Von news.de-Redakteurin Susett Queisert - 06.02.2014, 08.55 Uhr

Joel Kinnaman: «Robocop ist einfach Kult!»

Kann ein Remake von «Robocop» derart gut sein, dass es mit dem Kultfilm aus den 80er Jahren mithalten kann? Einer, der dies beantworten kann, ist Schauspieler Joel Kinnaman, der im Remake die Rolle des «Robocop» Alex Murphy einnimmt.

Das Remake von «Robocop» läuft ab dem 6. Februar 2014 in den deutschen Kinos. Bild: Studiocanal

Der eher unbekannte schwedische-amerikanische Schauspieler Joel Kinnaman übernimmt im Remake von «Robocop» die Rolle des Polizisten Alex Murphy, der auf tragische Weise fast seinen ganzen Körper verliert, in einem mechanischen Anzug gesteckt und damit zum Robocop wird. News.de traf den smarten Darsteller exklusiv in Paris zum Interview.

Warum wollten Sie unbedingt die Rolle des Robocop im neuen Remake übernehmen?

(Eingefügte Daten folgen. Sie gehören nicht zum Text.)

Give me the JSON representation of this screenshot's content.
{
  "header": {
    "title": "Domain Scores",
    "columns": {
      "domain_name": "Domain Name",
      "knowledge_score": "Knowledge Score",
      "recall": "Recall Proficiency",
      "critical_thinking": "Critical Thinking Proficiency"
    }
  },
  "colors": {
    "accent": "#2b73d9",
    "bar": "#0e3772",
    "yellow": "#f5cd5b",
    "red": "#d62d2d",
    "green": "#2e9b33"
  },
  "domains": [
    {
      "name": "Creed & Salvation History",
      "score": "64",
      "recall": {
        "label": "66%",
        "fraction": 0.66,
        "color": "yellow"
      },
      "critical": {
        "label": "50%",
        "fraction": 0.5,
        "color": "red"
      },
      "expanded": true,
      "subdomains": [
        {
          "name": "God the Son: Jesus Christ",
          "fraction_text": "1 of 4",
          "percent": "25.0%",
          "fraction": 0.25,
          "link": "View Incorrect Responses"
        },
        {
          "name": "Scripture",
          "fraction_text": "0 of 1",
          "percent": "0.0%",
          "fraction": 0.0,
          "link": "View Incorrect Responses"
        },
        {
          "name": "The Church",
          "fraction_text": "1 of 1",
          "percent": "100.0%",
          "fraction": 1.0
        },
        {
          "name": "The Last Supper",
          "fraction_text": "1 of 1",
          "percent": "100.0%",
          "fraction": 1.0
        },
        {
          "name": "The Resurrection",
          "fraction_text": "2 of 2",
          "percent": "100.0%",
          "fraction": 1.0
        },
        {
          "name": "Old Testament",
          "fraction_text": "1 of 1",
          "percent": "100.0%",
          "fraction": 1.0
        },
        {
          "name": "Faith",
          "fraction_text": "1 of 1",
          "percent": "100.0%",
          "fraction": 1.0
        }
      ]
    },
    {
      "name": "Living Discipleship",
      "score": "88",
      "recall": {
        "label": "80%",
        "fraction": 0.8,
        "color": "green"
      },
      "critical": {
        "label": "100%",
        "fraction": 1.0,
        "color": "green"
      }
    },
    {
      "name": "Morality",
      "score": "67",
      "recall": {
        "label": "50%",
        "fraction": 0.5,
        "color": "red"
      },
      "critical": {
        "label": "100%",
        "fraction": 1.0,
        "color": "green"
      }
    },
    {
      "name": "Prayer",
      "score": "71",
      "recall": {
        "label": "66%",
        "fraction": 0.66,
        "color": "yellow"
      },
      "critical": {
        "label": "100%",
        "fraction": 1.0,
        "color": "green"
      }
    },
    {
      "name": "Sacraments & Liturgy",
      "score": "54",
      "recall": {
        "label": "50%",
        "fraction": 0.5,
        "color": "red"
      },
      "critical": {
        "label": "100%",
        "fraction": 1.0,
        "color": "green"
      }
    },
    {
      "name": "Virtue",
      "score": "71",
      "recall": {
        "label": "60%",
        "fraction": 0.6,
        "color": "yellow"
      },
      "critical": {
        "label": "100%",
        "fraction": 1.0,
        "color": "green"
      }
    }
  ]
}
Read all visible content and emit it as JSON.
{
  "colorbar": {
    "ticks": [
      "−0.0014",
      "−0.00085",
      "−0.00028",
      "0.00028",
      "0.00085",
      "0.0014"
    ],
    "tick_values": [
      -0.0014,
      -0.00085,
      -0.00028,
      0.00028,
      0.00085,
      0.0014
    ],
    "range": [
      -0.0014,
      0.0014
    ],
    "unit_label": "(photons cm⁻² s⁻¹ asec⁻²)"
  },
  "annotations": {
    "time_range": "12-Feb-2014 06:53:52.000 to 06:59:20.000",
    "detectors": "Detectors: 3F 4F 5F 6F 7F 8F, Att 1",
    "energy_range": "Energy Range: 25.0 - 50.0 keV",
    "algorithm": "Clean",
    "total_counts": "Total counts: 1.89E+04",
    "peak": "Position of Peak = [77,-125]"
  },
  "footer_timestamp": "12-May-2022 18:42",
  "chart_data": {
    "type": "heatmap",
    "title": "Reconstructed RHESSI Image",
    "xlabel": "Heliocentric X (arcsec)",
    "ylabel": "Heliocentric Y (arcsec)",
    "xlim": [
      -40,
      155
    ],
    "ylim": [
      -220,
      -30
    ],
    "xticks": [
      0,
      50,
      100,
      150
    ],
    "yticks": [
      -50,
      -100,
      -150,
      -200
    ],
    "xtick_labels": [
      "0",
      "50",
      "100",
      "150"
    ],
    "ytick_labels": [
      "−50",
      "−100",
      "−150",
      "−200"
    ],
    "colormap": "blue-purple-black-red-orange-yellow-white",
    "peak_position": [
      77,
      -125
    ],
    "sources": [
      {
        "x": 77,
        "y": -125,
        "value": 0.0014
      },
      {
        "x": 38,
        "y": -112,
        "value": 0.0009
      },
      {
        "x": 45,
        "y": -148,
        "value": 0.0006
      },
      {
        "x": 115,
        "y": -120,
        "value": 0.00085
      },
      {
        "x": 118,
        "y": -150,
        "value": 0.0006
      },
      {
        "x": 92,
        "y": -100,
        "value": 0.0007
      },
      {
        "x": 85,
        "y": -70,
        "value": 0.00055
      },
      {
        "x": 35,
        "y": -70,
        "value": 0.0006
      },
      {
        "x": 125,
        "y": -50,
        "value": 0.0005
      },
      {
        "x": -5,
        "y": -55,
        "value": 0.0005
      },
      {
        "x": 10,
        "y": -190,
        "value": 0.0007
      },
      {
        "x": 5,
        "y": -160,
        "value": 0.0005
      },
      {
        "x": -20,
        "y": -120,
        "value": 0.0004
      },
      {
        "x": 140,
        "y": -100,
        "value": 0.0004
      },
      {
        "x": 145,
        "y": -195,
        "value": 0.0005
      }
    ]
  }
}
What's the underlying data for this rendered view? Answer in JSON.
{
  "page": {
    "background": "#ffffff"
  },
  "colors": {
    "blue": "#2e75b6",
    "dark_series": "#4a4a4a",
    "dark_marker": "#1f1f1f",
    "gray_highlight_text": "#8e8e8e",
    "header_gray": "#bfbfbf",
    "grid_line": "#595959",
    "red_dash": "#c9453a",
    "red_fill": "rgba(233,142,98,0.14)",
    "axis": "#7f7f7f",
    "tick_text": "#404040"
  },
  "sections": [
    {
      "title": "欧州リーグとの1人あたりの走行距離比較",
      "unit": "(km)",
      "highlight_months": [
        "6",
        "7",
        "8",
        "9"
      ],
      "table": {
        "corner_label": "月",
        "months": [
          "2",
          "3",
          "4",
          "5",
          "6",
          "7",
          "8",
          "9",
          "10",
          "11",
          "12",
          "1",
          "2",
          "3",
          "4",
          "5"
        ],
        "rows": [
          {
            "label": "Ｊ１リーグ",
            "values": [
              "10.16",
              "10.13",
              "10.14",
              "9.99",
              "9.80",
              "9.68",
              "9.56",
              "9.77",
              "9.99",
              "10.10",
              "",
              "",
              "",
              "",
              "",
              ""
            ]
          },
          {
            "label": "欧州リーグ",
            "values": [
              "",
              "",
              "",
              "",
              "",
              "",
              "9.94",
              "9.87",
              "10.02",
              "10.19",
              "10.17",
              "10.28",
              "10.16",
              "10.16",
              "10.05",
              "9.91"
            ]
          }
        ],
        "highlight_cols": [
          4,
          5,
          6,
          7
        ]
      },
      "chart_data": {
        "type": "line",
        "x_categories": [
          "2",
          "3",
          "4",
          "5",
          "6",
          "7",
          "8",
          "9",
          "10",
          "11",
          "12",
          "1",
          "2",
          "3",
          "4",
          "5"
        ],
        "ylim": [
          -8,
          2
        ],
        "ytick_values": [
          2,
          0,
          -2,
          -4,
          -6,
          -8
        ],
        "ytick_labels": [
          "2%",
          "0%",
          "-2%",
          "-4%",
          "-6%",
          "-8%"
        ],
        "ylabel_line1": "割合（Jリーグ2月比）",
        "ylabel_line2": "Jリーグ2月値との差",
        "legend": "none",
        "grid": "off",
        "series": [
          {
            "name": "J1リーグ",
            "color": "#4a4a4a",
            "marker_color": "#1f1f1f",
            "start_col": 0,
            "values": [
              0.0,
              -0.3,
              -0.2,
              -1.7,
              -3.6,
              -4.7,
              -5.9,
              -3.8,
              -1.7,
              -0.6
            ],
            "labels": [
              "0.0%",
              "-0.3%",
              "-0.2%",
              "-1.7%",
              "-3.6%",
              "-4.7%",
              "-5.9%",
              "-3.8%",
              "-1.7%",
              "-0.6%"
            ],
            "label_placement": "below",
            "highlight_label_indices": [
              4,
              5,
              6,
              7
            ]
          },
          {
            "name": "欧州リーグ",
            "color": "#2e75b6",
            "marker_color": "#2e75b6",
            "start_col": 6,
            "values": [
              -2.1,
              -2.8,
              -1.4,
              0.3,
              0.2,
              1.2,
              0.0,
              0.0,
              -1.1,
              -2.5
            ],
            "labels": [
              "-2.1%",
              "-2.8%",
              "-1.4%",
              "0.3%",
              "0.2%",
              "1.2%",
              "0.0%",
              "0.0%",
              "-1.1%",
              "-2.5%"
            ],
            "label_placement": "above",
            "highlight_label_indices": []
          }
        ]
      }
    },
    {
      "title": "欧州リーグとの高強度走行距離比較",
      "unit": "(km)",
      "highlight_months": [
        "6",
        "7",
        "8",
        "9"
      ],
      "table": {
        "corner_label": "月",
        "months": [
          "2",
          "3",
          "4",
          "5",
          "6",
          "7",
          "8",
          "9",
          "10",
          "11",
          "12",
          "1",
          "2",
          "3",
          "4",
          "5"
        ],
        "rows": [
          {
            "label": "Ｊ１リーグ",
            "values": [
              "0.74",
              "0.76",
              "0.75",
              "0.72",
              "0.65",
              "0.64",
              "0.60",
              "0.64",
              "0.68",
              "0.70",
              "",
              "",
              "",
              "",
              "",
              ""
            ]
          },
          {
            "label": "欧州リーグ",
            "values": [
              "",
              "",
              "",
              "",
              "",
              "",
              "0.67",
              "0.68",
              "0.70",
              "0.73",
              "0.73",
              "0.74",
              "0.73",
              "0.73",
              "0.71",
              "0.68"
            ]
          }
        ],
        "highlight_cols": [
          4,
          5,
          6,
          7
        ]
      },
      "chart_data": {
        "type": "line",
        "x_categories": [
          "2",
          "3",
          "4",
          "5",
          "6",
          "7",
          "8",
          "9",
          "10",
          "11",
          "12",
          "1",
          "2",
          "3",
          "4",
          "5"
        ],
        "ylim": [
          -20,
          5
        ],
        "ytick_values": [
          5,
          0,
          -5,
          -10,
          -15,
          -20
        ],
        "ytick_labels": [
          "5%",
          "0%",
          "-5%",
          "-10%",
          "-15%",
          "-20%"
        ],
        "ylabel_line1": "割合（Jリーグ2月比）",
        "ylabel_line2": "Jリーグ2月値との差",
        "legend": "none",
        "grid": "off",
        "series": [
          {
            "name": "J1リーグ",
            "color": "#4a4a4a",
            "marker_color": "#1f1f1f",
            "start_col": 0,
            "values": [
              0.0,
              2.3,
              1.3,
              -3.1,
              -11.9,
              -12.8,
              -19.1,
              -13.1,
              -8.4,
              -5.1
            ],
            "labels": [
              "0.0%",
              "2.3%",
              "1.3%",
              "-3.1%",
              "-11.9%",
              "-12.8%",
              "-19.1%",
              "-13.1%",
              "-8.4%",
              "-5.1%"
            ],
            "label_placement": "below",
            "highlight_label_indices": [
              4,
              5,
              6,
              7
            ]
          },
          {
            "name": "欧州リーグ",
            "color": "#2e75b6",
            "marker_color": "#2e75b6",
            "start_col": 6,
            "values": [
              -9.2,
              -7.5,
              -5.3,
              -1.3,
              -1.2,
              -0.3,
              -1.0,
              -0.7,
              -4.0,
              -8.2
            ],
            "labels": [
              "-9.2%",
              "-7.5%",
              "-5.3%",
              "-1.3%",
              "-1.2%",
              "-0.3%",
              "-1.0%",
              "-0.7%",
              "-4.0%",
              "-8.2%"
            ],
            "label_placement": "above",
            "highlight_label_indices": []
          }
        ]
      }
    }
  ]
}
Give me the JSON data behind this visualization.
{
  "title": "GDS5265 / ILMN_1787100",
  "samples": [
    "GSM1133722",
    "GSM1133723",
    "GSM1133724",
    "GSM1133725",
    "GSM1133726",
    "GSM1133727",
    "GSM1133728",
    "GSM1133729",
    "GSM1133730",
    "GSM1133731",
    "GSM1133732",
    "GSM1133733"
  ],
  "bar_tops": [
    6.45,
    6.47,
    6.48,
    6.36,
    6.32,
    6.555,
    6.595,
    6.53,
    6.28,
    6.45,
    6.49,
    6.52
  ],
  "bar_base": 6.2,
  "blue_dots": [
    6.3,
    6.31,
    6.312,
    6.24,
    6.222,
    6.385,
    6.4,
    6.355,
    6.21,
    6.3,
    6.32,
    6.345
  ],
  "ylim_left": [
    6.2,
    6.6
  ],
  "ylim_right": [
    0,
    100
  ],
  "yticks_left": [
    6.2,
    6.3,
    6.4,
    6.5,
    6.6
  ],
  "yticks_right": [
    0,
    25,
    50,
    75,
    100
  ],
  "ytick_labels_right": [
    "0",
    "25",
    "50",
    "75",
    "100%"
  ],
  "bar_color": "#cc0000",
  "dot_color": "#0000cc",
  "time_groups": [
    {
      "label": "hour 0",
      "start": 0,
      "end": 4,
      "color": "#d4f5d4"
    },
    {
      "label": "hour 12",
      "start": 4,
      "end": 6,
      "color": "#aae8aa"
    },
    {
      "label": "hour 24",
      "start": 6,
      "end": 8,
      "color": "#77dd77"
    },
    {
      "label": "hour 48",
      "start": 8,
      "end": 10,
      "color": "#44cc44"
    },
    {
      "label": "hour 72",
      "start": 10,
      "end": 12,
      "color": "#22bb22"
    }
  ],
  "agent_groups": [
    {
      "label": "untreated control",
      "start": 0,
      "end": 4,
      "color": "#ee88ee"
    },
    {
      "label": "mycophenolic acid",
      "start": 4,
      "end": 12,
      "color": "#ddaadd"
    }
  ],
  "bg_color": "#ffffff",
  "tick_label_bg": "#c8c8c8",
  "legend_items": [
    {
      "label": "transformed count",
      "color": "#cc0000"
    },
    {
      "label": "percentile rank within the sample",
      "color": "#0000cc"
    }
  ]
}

Joel Kinnaman: Der Hauptgrund war der Regisseur. Ich war ein großer Fan seiner vorherigen Filme. Ich mag den Original «Robocop». Ich war etwas skeptisch als ich hörte, dass sie ein Remake planen. Aber als ich hörte,das José Padhila bei dem Film Regie führen wird, war ich sofort dabei. Er erzählte mir die ganze Geschichte, die er mit dem Film erzählen will. Ich dachte, es wäre eine gute Idee. Meine einzigen Bedenken waren, ob wohl ein Hollywoodstudio 120 Million Dollar zahlen wird, um einen Film wie diesen zu machen?

Haben Sie den alten Robocop-Film gesehen?

Joel Kinnaman: Ja, sehr oft sogar.

Und haben Sie sich dabei oft gefragt: Kann ich Peter Weller, dem Darsteller des alten Robocop, überhaupt das Wasser reichen?

Joel Kinnaman: Soweit denke ich gar nicht, da die Filme sehr verschieden sind. Der Film ist einfach Kult! Ich komme vom Theater und dort spielen wir sehr klassische Rollen. Wenn ich Hamlet spiele, denke ich nicht an den letzten Typen, der Hamlet gespielt hat. So kann man an die Sache nicht heran gehen. Es ist ein komplett anderes Universum. Der Charakter hat eine ganz andere Entwicklung und es geht auch um andere Dinge im neuen Film. Das war also kein Problem für mich.

Sie tragen im Film diesen mechanischen Anzug. Dieser wog 20 Kilogramm. Wie konnten Sie damit schauspielern oder sogar rennen?

Joel Kinnaman: Ja, er war sehr schwer und unbequem. Zudem hatte er viele Einschränkungen. Aber der Anzug wird zu einem elementaren Teil des Charakters. Es ist ein sehr interessanter Kontrast der Emotionen: Der Typ ist vom Hals abwärts amputiert. Das muss das nackteste Gefühl sein, was man überhaupt fühlen kann. Eine wirkliche Schreckensvorstellung. Zur selben Zeit hat er diesen neuen Körper, der auch sehr kraftvoll ist. Der Kontrast von Verletzlichkeit und Kraft ist interessant und der Anzug half, diesen Kontrast nachzuempfinden.

Gibt es eine Lieblingsszene im Film?

Joel Kinnaman: Ich denke, die Szene, in der alles von Alex Murphy offengelegt wird, was noch da ist. Das war die schwierigste Szene, die ich spielen musste, und auch die dankbarste, immerhin hat Gary Oldman mitgespielt.

VIDEO: Robocop - Kinotrailer

Wie wichtig wird die Rolle des Robocop für Ihre zukünftige Karriere sein?

Joel Kinnaman: Die Zukunft wird es uns zeigen...

In welchen zukünftigen Projekten werden Sie mitspielen?

Joel Kinnaman: Ich habe noch zwei weitere Filme nach Robocop gedreht.